As I said, it was a super long week. I obviously wasn't prepared for it, as I didn't update myself with the schedule properly. Most of the week was spent outfield and in SBO...doing all the conventional stuff like navigation and wartime ops. Every minute was dreadful man. This was definitely one of the more shack weeks I experienced in Army. It feels like post Field Camp all over again. I'm now in the same situation, why? Cos next week ain't gonna get any easier! In fact it's gonna be much much tougher. Next week is gonna be Field Camp week, or more specifically EX-MLM. Everyone is warning us to be mentally and physically prep for this, as it will be the worst experience in MP course, being the highest key event. It's gonna be like BMT FC all over again...I'm just pushing my body now for more SLEEP so as to fine tune it for next week. As always, I don't want to fall out and miss this then OOC. ENDURE!!!

But it wasn't that dark and gloomy these past few days. Navigation, after looking back, was quite fun actually as we went around exploring all the fun new places and stuff. Although it has made walking seem so darn punishing, it must be said. I've never panted so much by walking, during some parts of the exercise, I felt it was as if I was running man. What else, let me think. Yea, we had damn long admin time everynight as all the shack events we finished by late afternoon latest. I used this time to facilitate myself with more of the available resources down there such as the jogging area, GYM, pool table, comp, TV, etc. Still enjoying life, haha. One of the nights, we even had a movie screening (AGAIN) and were allowed to order PIZZA and MACs to camp. SONG BO! So our section became the impromptu duty section for ORDERING FOOD, as the WELFARE IC was in our section, lol. Damn and the orders were rampant! All of it total up to around $200 bucks worth of fast food. After settling all the orders for other section, we started our "Food Party". Pizza, Macs, just pia only. Wooo shiok la.

Which leads me to something.

I GAINED 2 KILOGRAMS OF FATS JUST THIS WEEK ALONE!

Wad the fk! LA! I was stunned man when I saw my weight on the scale. It was not just the pizza, it was all the snacks that I cheonged, and all the sweet drinks and not to mention the heavy meals I had in the cookhouse. Eat eat eat then BOOM 2kg increase. 66KG NOW THE FKKKKKKKKKKKKKKKKKKKKKKKKKK!!!!!!!

OMG I CAN'T ALLOW MYSELF TO GO BACK TO FATTTY!!!


Believe me when I say this, I will go back to 64kg by book in. It will take sacrifice, but I have to do it.

Ok, so the first part of the blog is done. Now for the next thing I want to talk about.

I'm going to make this as subtle as possible.
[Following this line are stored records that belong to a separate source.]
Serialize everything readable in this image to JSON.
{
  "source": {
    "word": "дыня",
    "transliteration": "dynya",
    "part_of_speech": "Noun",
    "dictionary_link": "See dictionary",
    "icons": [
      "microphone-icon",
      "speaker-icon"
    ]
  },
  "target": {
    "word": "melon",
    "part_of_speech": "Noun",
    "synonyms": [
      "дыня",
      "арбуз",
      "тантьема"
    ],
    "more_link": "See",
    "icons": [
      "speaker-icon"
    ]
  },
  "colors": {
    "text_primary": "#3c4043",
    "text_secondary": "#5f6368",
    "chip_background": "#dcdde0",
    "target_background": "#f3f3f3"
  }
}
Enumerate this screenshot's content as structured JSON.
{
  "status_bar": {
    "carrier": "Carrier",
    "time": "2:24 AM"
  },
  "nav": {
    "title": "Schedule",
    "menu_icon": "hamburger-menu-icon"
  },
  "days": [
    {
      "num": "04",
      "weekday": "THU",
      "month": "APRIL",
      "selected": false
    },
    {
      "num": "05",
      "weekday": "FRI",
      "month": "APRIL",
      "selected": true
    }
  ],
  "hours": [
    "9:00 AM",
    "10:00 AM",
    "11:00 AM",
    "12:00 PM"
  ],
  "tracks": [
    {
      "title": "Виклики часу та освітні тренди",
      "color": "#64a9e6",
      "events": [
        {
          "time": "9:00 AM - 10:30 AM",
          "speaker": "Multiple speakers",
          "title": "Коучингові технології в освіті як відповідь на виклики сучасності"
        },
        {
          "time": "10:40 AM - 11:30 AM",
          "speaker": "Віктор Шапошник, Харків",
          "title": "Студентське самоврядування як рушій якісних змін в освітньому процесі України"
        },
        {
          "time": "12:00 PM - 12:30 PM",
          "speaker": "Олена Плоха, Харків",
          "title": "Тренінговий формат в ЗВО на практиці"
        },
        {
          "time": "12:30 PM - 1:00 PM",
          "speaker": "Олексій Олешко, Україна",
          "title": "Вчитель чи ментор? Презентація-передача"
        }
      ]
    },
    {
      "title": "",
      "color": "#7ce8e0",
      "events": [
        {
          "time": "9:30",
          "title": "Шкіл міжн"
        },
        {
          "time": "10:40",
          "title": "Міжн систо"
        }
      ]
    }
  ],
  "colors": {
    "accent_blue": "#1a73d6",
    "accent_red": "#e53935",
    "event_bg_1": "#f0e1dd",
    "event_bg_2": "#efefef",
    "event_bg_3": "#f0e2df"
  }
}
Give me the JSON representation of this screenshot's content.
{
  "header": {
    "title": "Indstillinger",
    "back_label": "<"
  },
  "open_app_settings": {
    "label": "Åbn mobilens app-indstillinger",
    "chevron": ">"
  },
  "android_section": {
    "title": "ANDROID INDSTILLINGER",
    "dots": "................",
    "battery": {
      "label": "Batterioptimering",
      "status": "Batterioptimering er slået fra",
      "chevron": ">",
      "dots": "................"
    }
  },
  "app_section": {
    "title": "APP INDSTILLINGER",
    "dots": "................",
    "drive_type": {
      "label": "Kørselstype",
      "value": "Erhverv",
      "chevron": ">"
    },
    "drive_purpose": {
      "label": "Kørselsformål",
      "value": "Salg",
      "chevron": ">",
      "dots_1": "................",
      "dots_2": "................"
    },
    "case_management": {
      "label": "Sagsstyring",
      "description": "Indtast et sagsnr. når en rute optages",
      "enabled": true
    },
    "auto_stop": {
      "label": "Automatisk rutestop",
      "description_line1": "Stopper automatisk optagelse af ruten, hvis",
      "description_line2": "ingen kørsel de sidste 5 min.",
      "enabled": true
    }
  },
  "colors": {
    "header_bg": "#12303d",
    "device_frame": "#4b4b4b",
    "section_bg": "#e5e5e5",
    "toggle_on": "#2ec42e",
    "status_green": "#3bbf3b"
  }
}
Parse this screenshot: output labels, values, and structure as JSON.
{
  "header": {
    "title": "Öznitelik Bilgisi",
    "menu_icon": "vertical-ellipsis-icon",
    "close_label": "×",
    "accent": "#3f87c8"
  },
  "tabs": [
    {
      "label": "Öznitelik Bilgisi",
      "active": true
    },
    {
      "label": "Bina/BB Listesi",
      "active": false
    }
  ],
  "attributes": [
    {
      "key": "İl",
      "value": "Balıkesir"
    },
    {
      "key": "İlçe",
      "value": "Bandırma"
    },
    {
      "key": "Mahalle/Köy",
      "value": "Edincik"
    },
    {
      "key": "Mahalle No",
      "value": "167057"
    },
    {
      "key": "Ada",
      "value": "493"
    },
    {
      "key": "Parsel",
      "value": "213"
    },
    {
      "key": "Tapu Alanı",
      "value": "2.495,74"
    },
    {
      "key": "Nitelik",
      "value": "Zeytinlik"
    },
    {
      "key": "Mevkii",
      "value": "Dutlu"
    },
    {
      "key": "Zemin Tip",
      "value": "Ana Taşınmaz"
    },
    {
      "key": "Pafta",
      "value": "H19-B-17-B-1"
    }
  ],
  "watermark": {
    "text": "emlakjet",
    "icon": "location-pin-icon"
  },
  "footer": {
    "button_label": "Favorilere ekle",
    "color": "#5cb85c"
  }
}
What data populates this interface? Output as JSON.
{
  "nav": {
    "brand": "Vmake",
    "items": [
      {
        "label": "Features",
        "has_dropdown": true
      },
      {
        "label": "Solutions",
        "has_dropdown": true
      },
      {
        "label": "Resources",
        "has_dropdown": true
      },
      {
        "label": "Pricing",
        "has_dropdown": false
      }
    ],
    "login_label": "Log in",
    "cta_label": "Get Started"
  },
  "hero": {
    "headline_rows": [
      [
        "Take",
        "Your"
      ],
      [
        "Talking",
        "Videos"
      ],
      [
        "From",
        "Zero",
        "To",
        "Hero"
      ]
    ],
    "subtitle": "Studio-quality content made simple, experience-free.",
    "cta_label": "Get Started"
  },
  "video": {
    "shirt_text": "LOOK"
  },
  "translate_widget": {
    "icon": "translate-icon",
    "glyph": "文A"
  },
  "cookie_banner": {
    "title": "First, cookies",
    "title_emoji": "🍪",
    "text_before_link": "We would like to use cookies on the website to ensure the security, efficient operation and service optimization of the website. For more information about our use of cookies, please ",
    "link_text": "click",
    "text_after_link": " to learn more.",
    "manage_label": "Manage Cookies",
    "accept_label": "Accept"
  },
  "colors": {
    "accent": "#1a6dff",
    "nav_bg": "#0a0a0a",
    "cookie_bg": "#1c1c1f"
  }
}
If there is really a GOD out there, this was the time it revealed itself to me. And what I saw was not it's holy flawless face, but it's dirty, brutal rear. Simply put, I discovered something this week, due to one of my section mates, that is to me, revelating.When I found out this new information about this person, I flinched. Thousands of questions and "what ifs" poured into my brain in an instant. The more I found out about this person, the most I seemed to hit me. Hit me with a emotion called sadness. Endless questions that I will never have solutions to. But I don't believe all they say. I trust myself to know better. Still, its pretty damn sad. It was a situation that goes way back, and something I've believe to have gotten rid of. But no. I still....

QOTD: I am LITERALLY trying to imitate SGT CHIA.

***Oh ya, seems like I have become the "Boots polishing master" in my company?! Is that too far fetched?! But I can't be complacent. Although my boots are damn shiny now, I noe a huge list of ppl who want to overtake me, starting from my section ppl, haha. I must hit the SHINY MIRROR THAT SHOWS YOUR TEETH~

Sunday, May 2, 2010

OMG

OMG JAY CHOU NEW SONG AND MV IS EPIC WIN



I JUST WATCHED THE MV. OMG DE GIRL SO CUTE AND DE STORY SO TOUCHING SIA I ALMOST CRY AT DE END...WA LAO WIN LIAO. AND DE SONG! BEST JAY CHOU SONG IN YEARS LA! BUT DE MV DOES IT FOR ME. I NEARLY CHOKED WHEN DE FAT GUY TOOK OFF HIS EYE PIECE...DAMN SAD SIA HE. IF THIS IS AN INDICATION OF THE NEW ALBUM, THEN WE ARE IN FOR A TREAT!